Corporate Welfare: Why Does The U.S. Government Inflate The Price Of Sugar?

When I was a young boy, Grandpa would give me a dollar bill and I would go down to the local grocery store to buy as many candy bars as I could for him.  Naturally, I would always pick the candy that I liked best.  It would always take me a very long time to decide what to buy, as at the time most if not all candy bars cost only a nickel.  Nowadays, you are lucky if you can get one candy bar for a dollar.  Granted, that was a very long time ago, however, since 1789, U.S. policy and thus the price of sugar has been determined not by supply and demand, which is true capitalism, but by our federal government when Congress first imposed a tariff on foreign sugar imports.  The original intention of this tariff was to provide much needed revenue for this nation; however, it has also resulted in the U.S. price of sugar being historically higher than that of the world market.  Over the years, the American price of sugar has been double, triple or even quadruple the world price.  At one time, the U.S. price was twenty-one cents a pound when the world price was less than three cents.

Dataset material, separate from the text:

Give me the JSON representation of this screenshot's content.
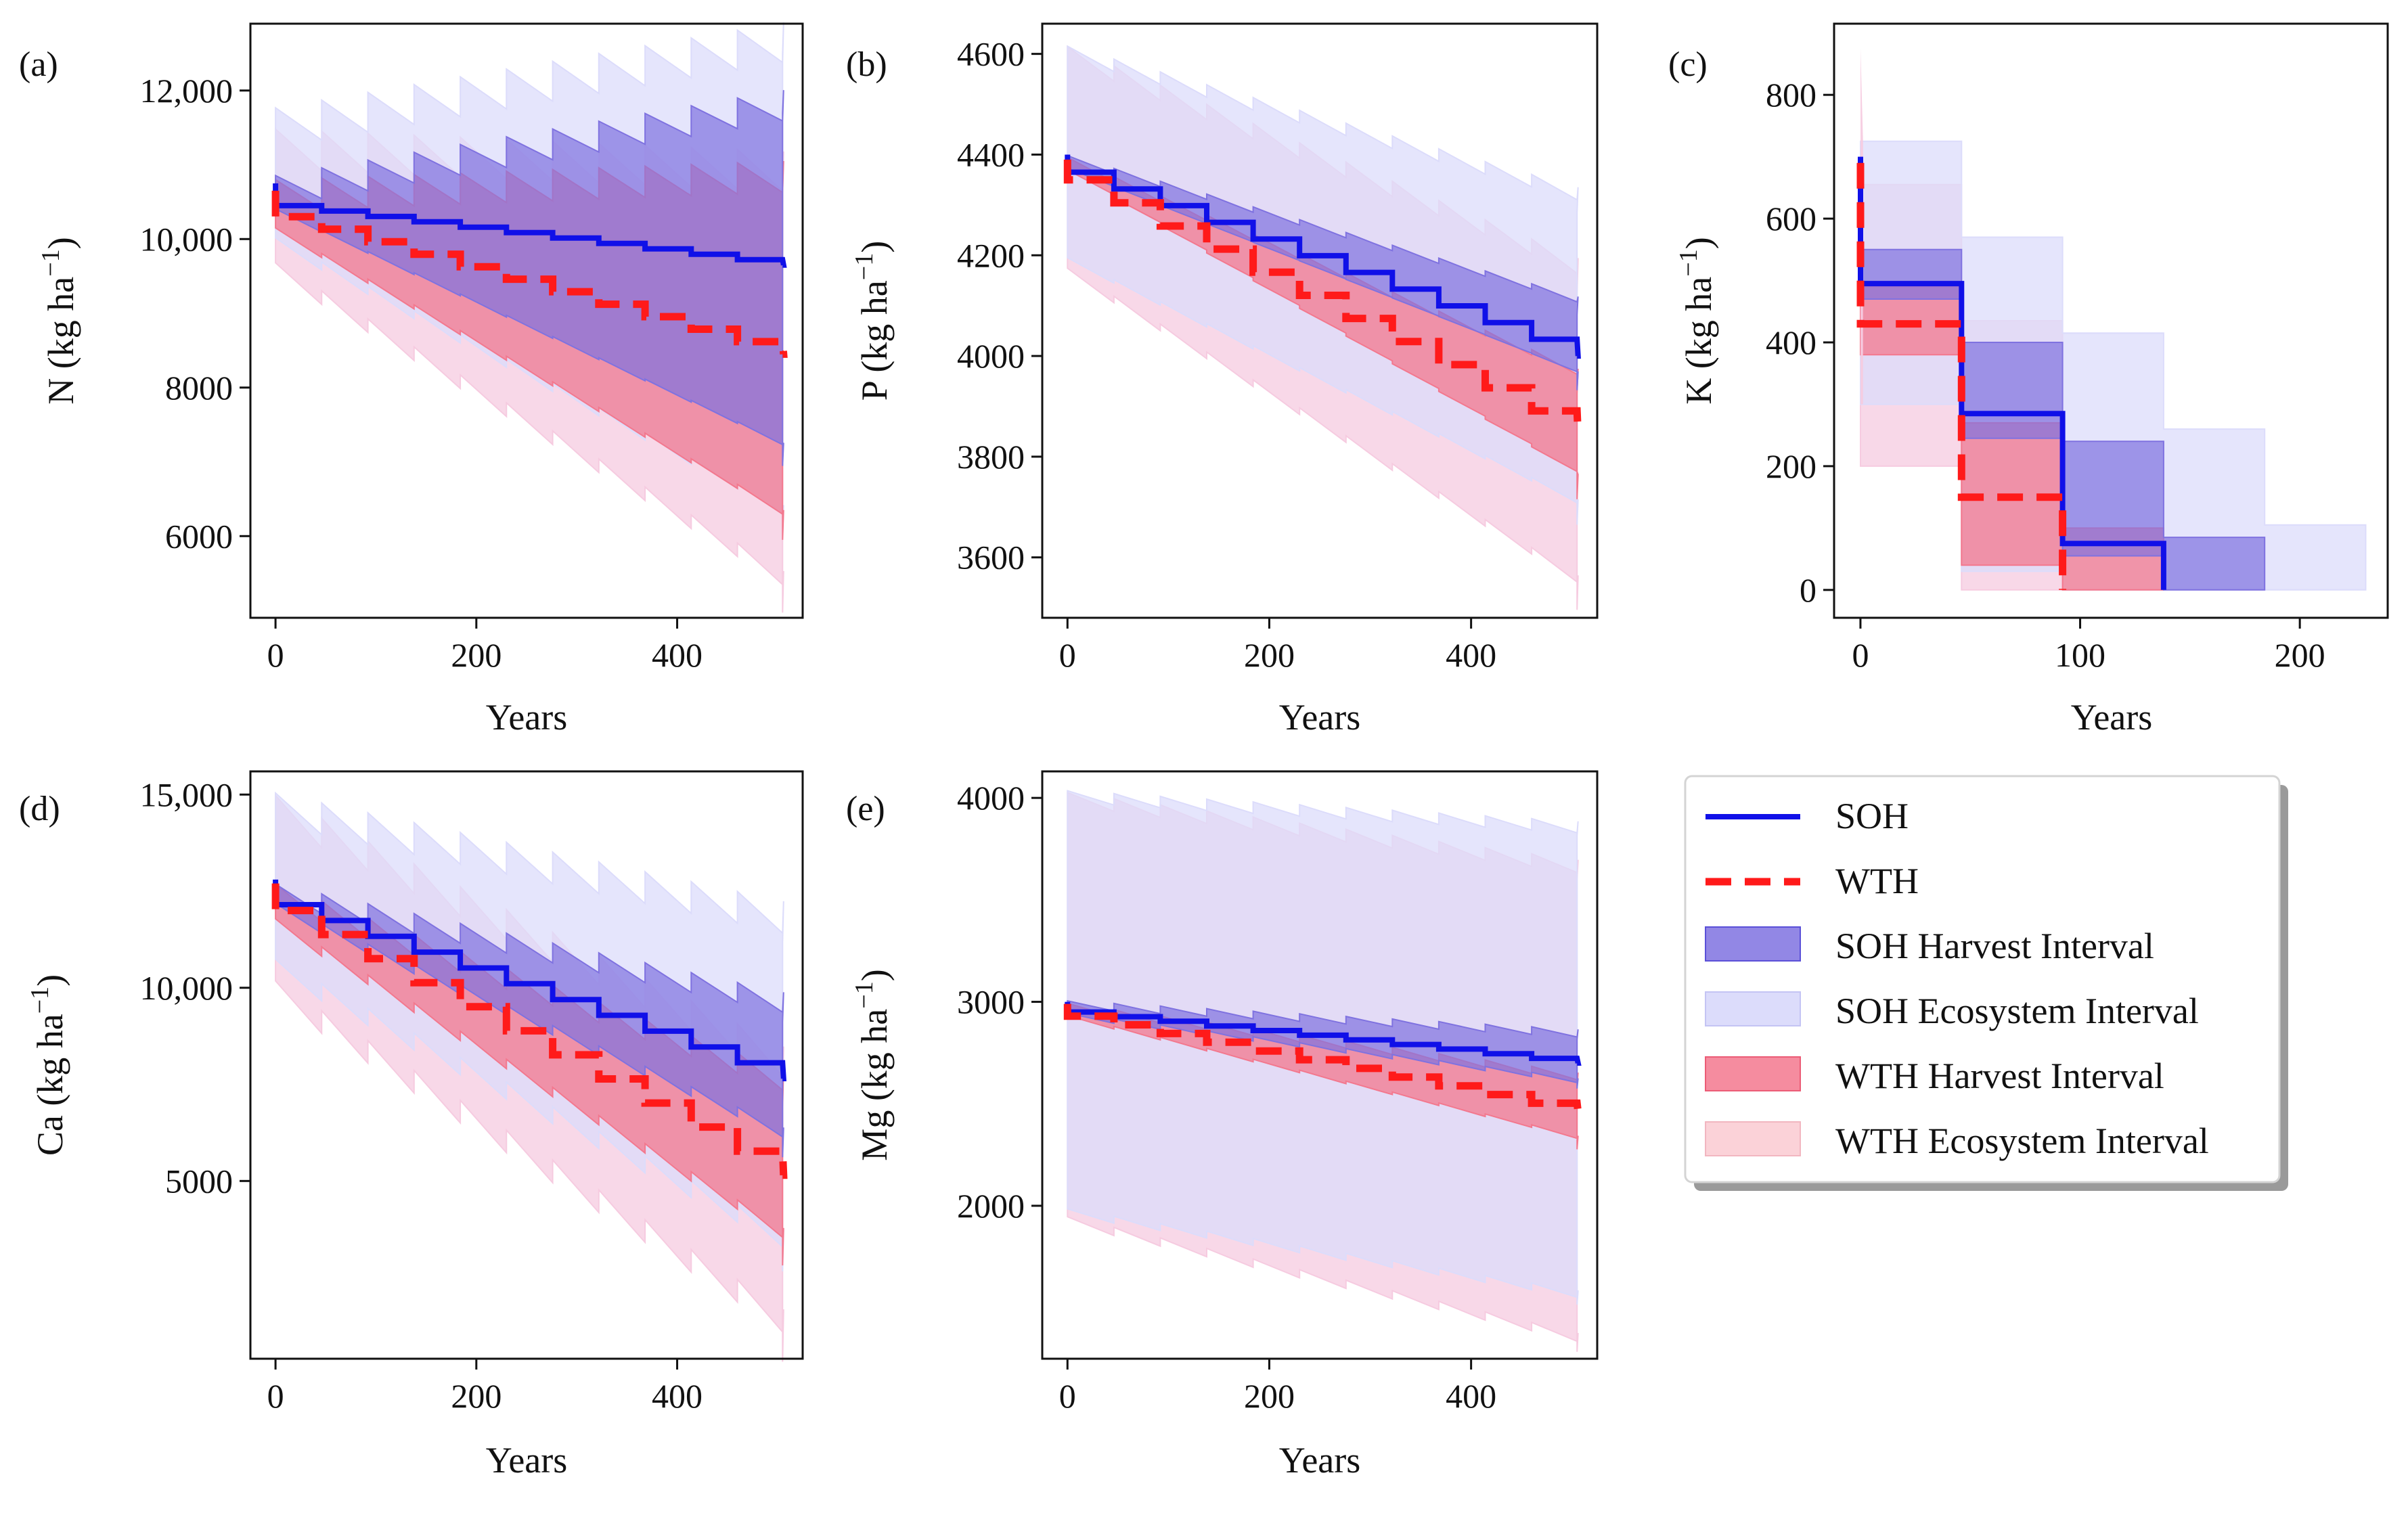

It was announced earlier this week that the Department of Agriculture is thinking of purchasing 400,000 tons of sugar to artificially support falling sugar prices, which have fallen nearly twenty percent since last fall.  The pending purchase is thought to be a means of helping prevent sugar processors from defaulting on nearly a trillion dollars in government loans under a federal price support program.  Falling sugar prices are the result of a bountiful crop last year of both sugar beets and sugar cane in this country.  This acquisition of sugar would benefit those companies that turn the cane and beets into granulated sugar.  Pierson Bob Clair III, CEO of Brown And Haley, a candy maker and distributor based in Washington state has been quoted as saying, “Clearly, the USDA has made up its mind that Big Sugar is going to trump the American consumer.”

We, as a nation, profess to worship at the feet of capitalism, yet once again, it is consumers and taxpayers who pay the price for government intervention into the corporate world, be it price inflated tariffs, bailouts, subsidies or tax laws that allow huge corporations such as GE, Microsoft, Apple, IBM, Chevron, ConocoPhillips, Boeing, Mattel, ExxonMobil, DuPont or Verizon to pay very little if any federal tax.  I did not agree with Republican candidate Mitt Romney often, if at all during last year’s presidential campaign, however, I did agree with him when he stated “We ought to get rid of subsides and let markets work properly,” referring to the sugar industry during his campaign last year.   How does this industry get away with financial thievery?  The simple answer, as always the case, is money.  The sugar industry grows less than two percent of the total dollar valuation of all U.S. grown crops, however sugar lobbyists spend more than a third of the total of all American grown crops lobbying all the while Big Sugar campaign contributions to political action committees (PACs) are more than the total of all other American grown crops contributions combined.

For all the talk of welfare queens robbing this nation blind, living high on the hog all the while driving brand new Cadillac Escalades, it is corporate welfare that is truly a disgrace!